Un utile contributo alle riflessioni sull’immortalità recentemente innescate.
- Jonathan Swift, I viaggi di Gulliver, Parte terza, capitolo X [↩]
Comunque l’immortalità teoricamente è possibile. L’immortalizzazione delle cellule, sia tumorali che staminali, apre spiragli. Bisogna risolvere il problema della specializzazione e della proliferazione in assenza di substrato, che sembrano comportare anche la perdita dell’immortalità. Quella sulle staminali è una via.

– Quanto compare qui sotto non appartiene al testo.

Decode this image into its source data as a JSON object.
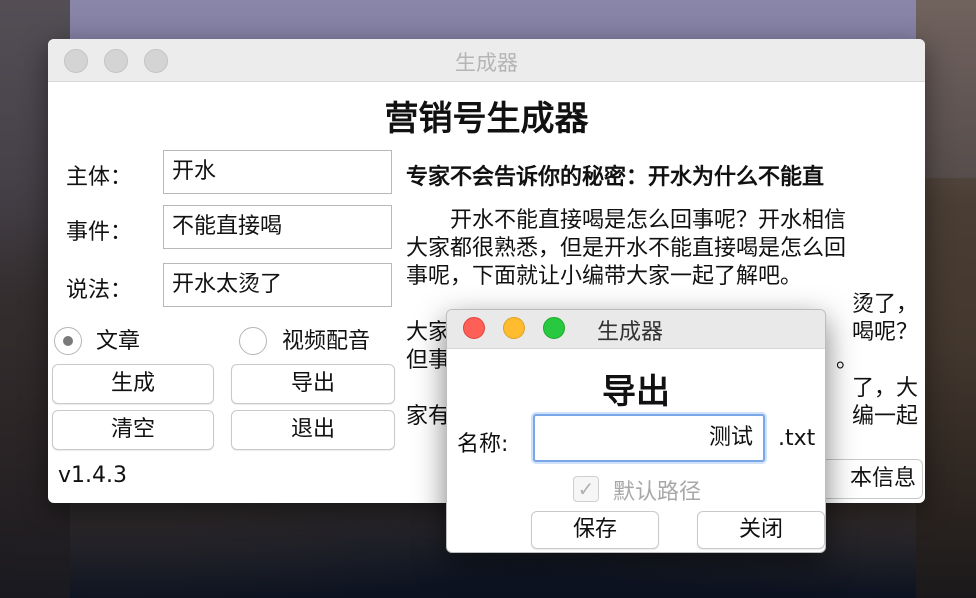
{
  "main_window": {
    "title": "生成器",
    "heading": "营销号生成器",
    "fields": [
      {
        "label": "主体：",
        "value": "开水"
      },
      {
        "label": "事件：",
        "value": "不能直接喝"
      },
      {
        "label": "说法：",
        "value": "开水太烫了"
      }
    ],
    "radio": {
      "article_label": "文章",
      "video_label": "视频配音",
      "selected": "文章"
    },
    "buttons": {
      "generate": "生成",
      "export": "导出",
      "clear": "清空",
      "quit": "退出",
      "info_partial": "本信息"
    },
    "version": "v1.4.3",
    "article": {
      "title": "专家不会告诉你的秘密：开水为什么不能直",
      "line1": "开水不能直接喝是怎么回事呢？开水相信",
      "line2": "大家都很熟悉，但是开水不能直接喝是怎么回",
      "line3": "事呢，下面就让小编带大家一起了解吧。",
      "line4_right": "烫了，",
      "line5_left": "大家",
      "line5_right": "喝呢？",
      "line6_left": "但事",
      "line6_right": "。",
      "line7_right": "了，大",
      "line8_left": "家有",
      "line8_right": "编一起"
    }
  },
  "export_dialog": {
    "title": "生成器",
    "heading": "导出",
    "name_label": "名称:",
    "name_value": "测试",
    "extension": ".txt",
    "default_path_label": "默认路径",
    "default_path_checked": true,
    "save_button": "保存",
    "close_button": "关闭",
    "checkmark": "✓"
  }
}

Ma eticamente, sarebbe auspicabile e/o condivisibile?
E’ questo che chiedo.
@Paopasc: la domanda che pongo è:
Essere vivi comporta il “dispiego” di energia, qualora questa diventi indisponibile (leggi esplosione del Sole) cosa significa?
In soldoni siamo talmente antropocentrici che definiamo “immortale” una esistenza di pochi milioni di anni ! 😎
Quella degli Struldbrugs di Gulliver non è immortalità, bensì “La notte dei morti viventi”.

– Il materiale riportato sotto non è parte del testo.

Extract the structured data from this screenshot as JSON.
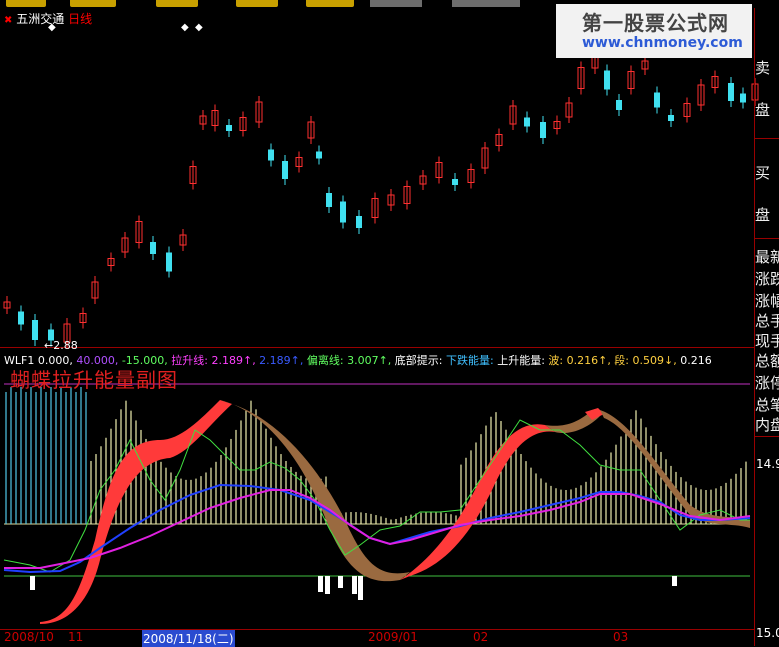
{
  "stock": {
    "name": "五洲交通",
    "period": "日线"
  },
  "watermark": {
    "line1": "第一股票公式网",
    "line2": "www.chnmoney.com"
  },
  "side_panel": {
    "labels": [
      "卖",
      "盘",
      "买",
      "盘",
      "最新",
      "涨跌",
      "涨幅",
      "总手",
      "现手",
      "总额",
      "涨停",
      "总笔",
      "内盘"
    ]
  },
  "indicator": {
    "name": "WLF1",
    "values": [
      {
        "text": "0.000,",
        "color": "#ffffff"
      },
      {
        "text": "40.000,",
        "color": "#b050ff"
      },
      {
        "text": "-15.000,",
        "color": "#60ff60"
      },
      {
        "text": "拉升线: 2.189↑,",
        "color": "#ff40ff"
      },
      {
        "text": "2.189↑,",
        "color": "#3a5bff"
      },
      {
        "text": "偏离线: 3.007↑,",
        "color": "#60ff60"
      },
      {
        "text": "底部提示:",
        "color": "#ffffff"
      },
      {
        "text": "下跌能量:",
        "color": "#40c0ff"
      },
      {
        "text": "上升能量:",
        "color": "#ffffff"
      },
      {
        "text": "波: 0.216↑,",
        "color": "#ffd040"
      },
      {
        "text": "段: 0.509↓,",
        "color": "#ffd040"
      },
      {
        "text": "0.216",
        "color": "#ffffff"
      }
    ],
    "title": "蝴蝶拉升能量副图"
  },
  "price_marker": "←2.88",
  "right_values": {
    "v1": "14.9",
    "v2": "15.0"
  },
  "dates": [
    {
      "text": "2008/10",
      "hl": false
    },
    {
      "text": "11",
      "hl": false
    },
    {
      "text": "2008/11/18(二)",
      "hl": true
    },
    {
      "text": "2009/01",
      "hl": false
    },
    {
      "text": "02",
      "hl": false
    },
    {
      "text": "03",
      "hl": false
    }
  ],
  "colors": {
    "up": "#ff3030",
    "down": "#40e0f0",
    "accent": "#900000",
    "magenta": "#e020e0",
    "blue": "#2040ff"
  }
}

Più che la quantità d’esistenza, di fronte a un’autentica immortalità, il problema diviene la sua qualità: come impiegare tanto tempo?
Ultimamente si sta parlando di immortalità in modo molto generico. Vorrei ricordare che quello di immortalità non è un concetto univoco. Tempi e culture differenti hanno elaborato idee diverse di immortalità. E’ noto che per i greci che si attenevano alla religione olimpica gli umani non potevano assolutamente diventare immortali a meno che non fossero il risultato di incroci fra umani e dei. Gli dei stessi erano immortali solo perché l’uso dell’ambrosia li rendeva tali. Ciò fa supporre che se questa fosse venuta a mancare sarebbero morti anche loro. Altri greci però non credevano a questo tipo di immortalità (o solo a questa) ma a quella dell’anima personale in un modo per certi versi simile a ciò che credono oggi i buddisti: una serie continua di reincarnazioni che si può interrompere soltanto con un impegno ascetico di purificazione interiore, sia intellettuale che passionale, da intraprendere durante la vita terrena. Devo dire che questa visione dell’anima/psiche umana mi affascina talmente che mi piace pensare ad una sua qualche ragionevole plausibilità, in particolare nella sua versione pitagorico-platonica.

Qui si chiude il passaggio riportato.